More than 30 health organizations have released or will release treatment guidelines as part of the American Board of Internal Medicine Foundation’s "Choosing Wisely" campaign, which is meant to educate patients and physicians about unnecessary and potentially harmful testing and treatment. The recommendation lists, expected to be completed by early 2014, are part of a series that hopes to "spark conversations between patients and physicians about what care is really necessary for specific conditions."
The Endocrine Society and AACE recommended the following:
• Avoid routine multiple daily self-glucose monitoring in adults with stable type 2 diabetes on agents that do not cause hypoglycemia. Such testing can be excessive for patients who are doing a good job of maintaining glycemic control, and testing results can become quite predictable. There are a number of exceptions, such as when a patient is sick or losing weight, or when new medications are added or hemoglobin A1c values stray from targets.

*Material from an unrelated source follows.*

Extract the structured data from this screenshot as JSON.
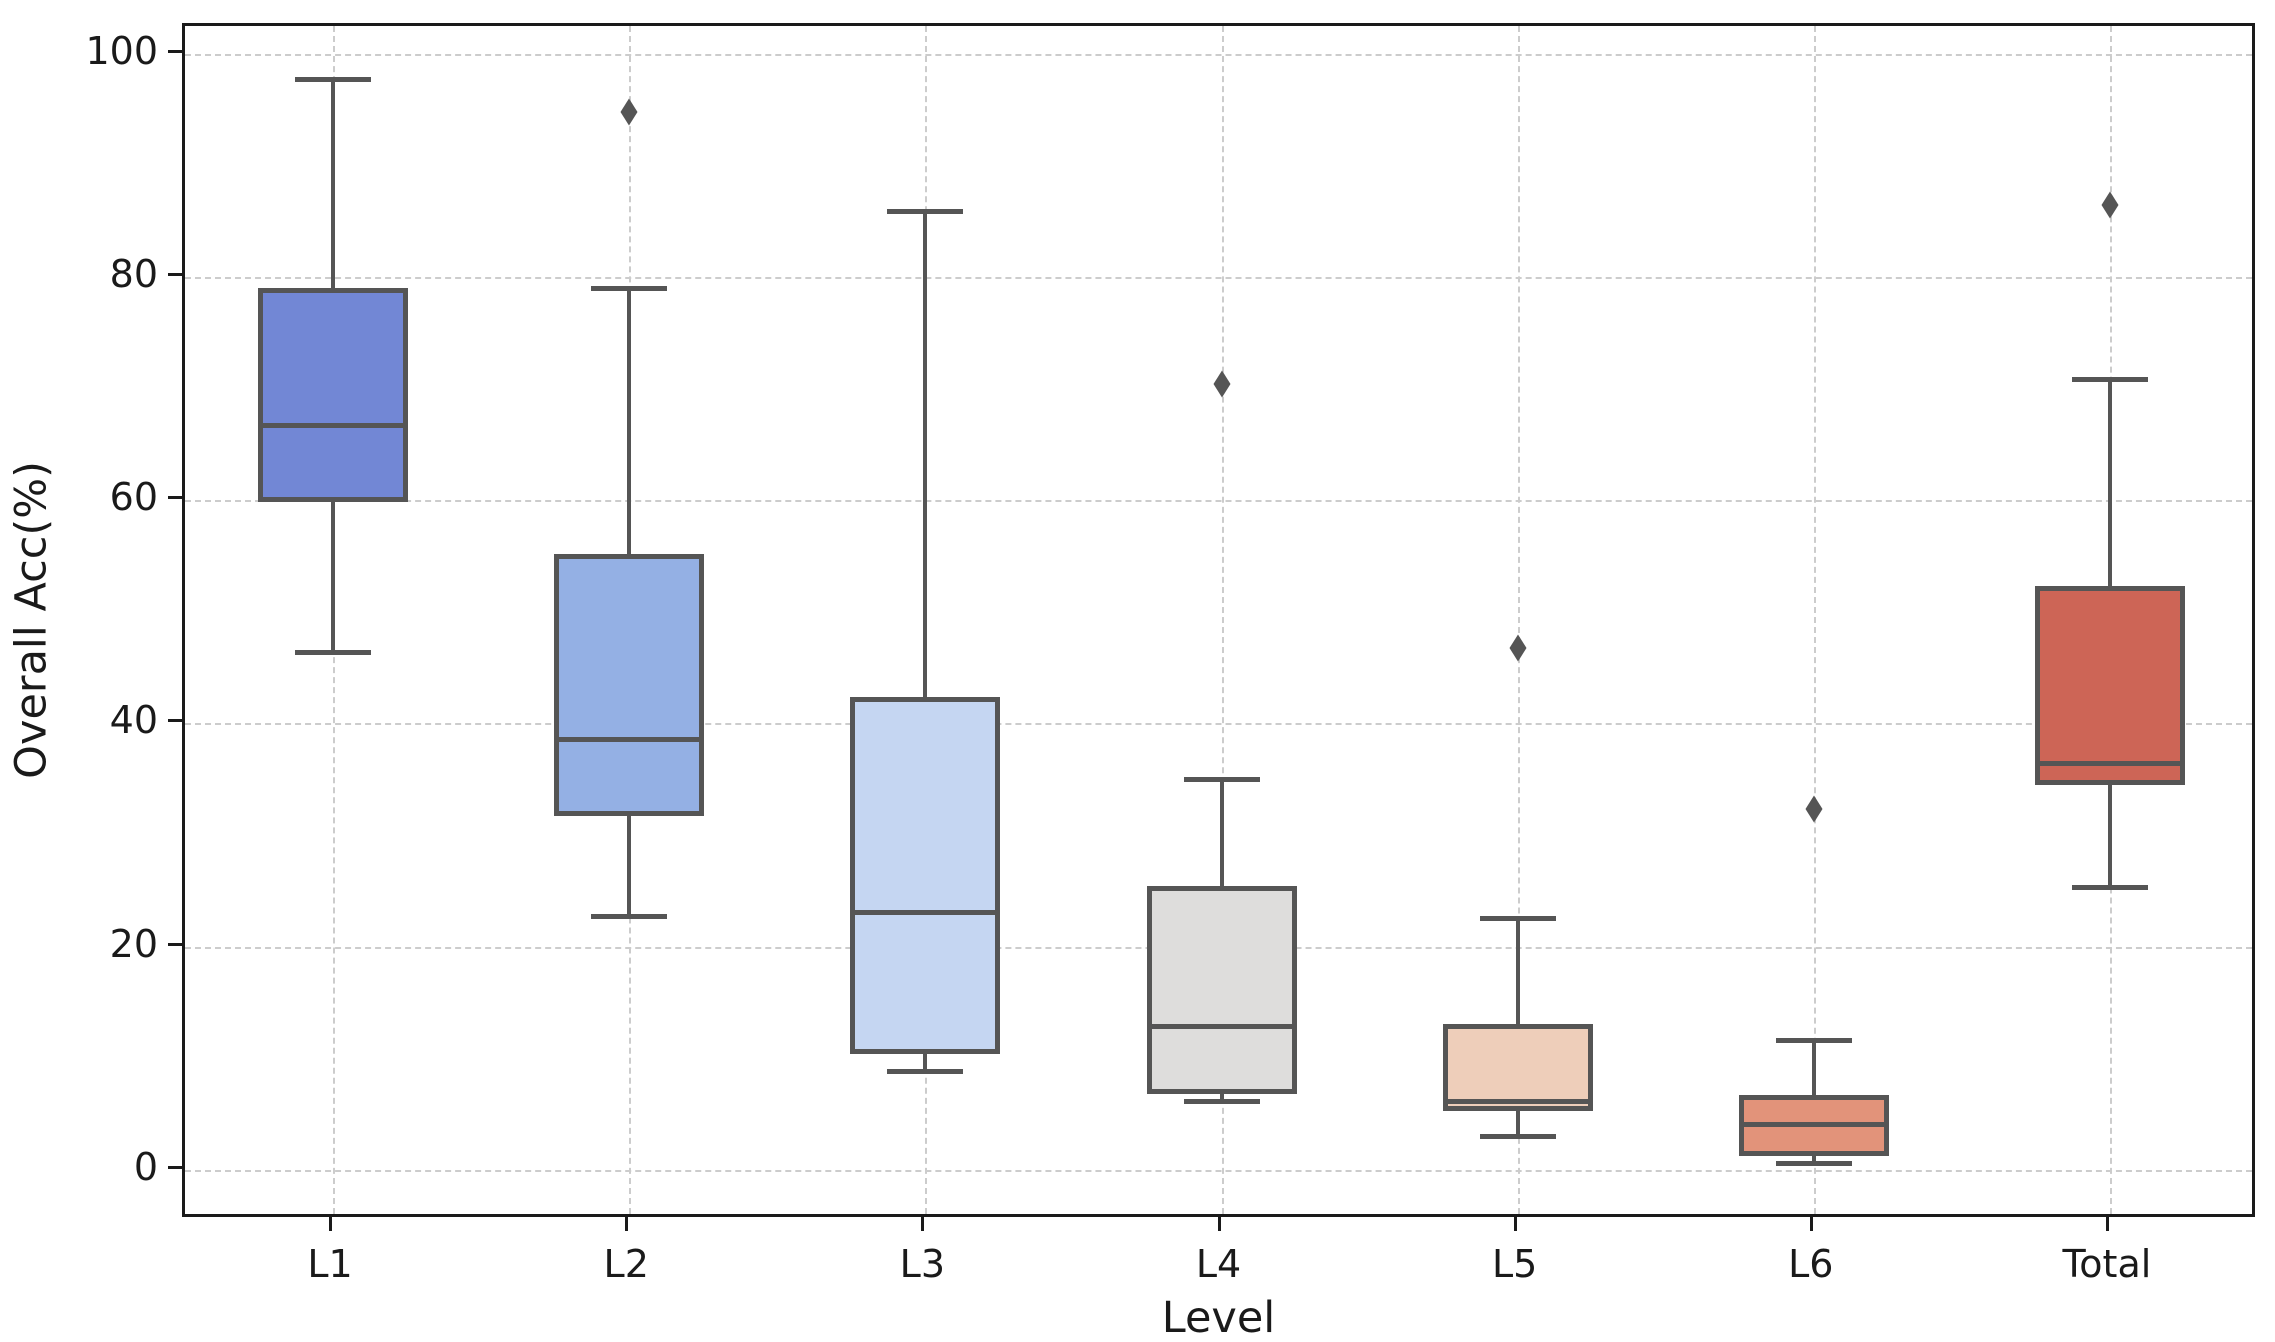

• Don’t routinely measure 1,25-dihydroxyvitamin D unless the patient has hypercalcemia or decreased kidney function. In vitamin D deficiency, 1,25-dihydroxyvitamin D levels go up, not down. Serum levels of 1,25-dihyroxyvitamin D are regulated primarily by parathyroid hormone levels and have little connection to vitamin D stores. When trying to assess vitamin D stores or diagnose vitamin D deficiency (or toxicity), 25-hydroxyvitamin D is the correct test.
• Don’t routinely order a thyroid ultrasound in patients with abnormal thyroid function tests if there is no palpable abnormality of the thyroid gland. Nodules detected via ultrasound are usually unrelated to the abnormal thyroid function and may divert the clinical evaluation to assess the nodules, rather than the thyroid dysfunction.
• Don’t order a total or free T3 level when assessing levothyroxine (T4) dose in hypothyroid patients, as the blood level of total or free T3 may be misleading. With most patients, a normal TSH indicates a correct dose of T4.
• Don’t prescribe testosterone therapy unless there is strong biochemical evidence of testosterone deficiency. Many of the symptoms attributed to male hypogonadism are common in the normal male aging process or are the result of a comorbid condition. In addition, testosterone therapy is expensive and has the potential for serious side effects in some patients. Total testosterone levels should be taken in the morning, and a low level should be confirmed on a different day.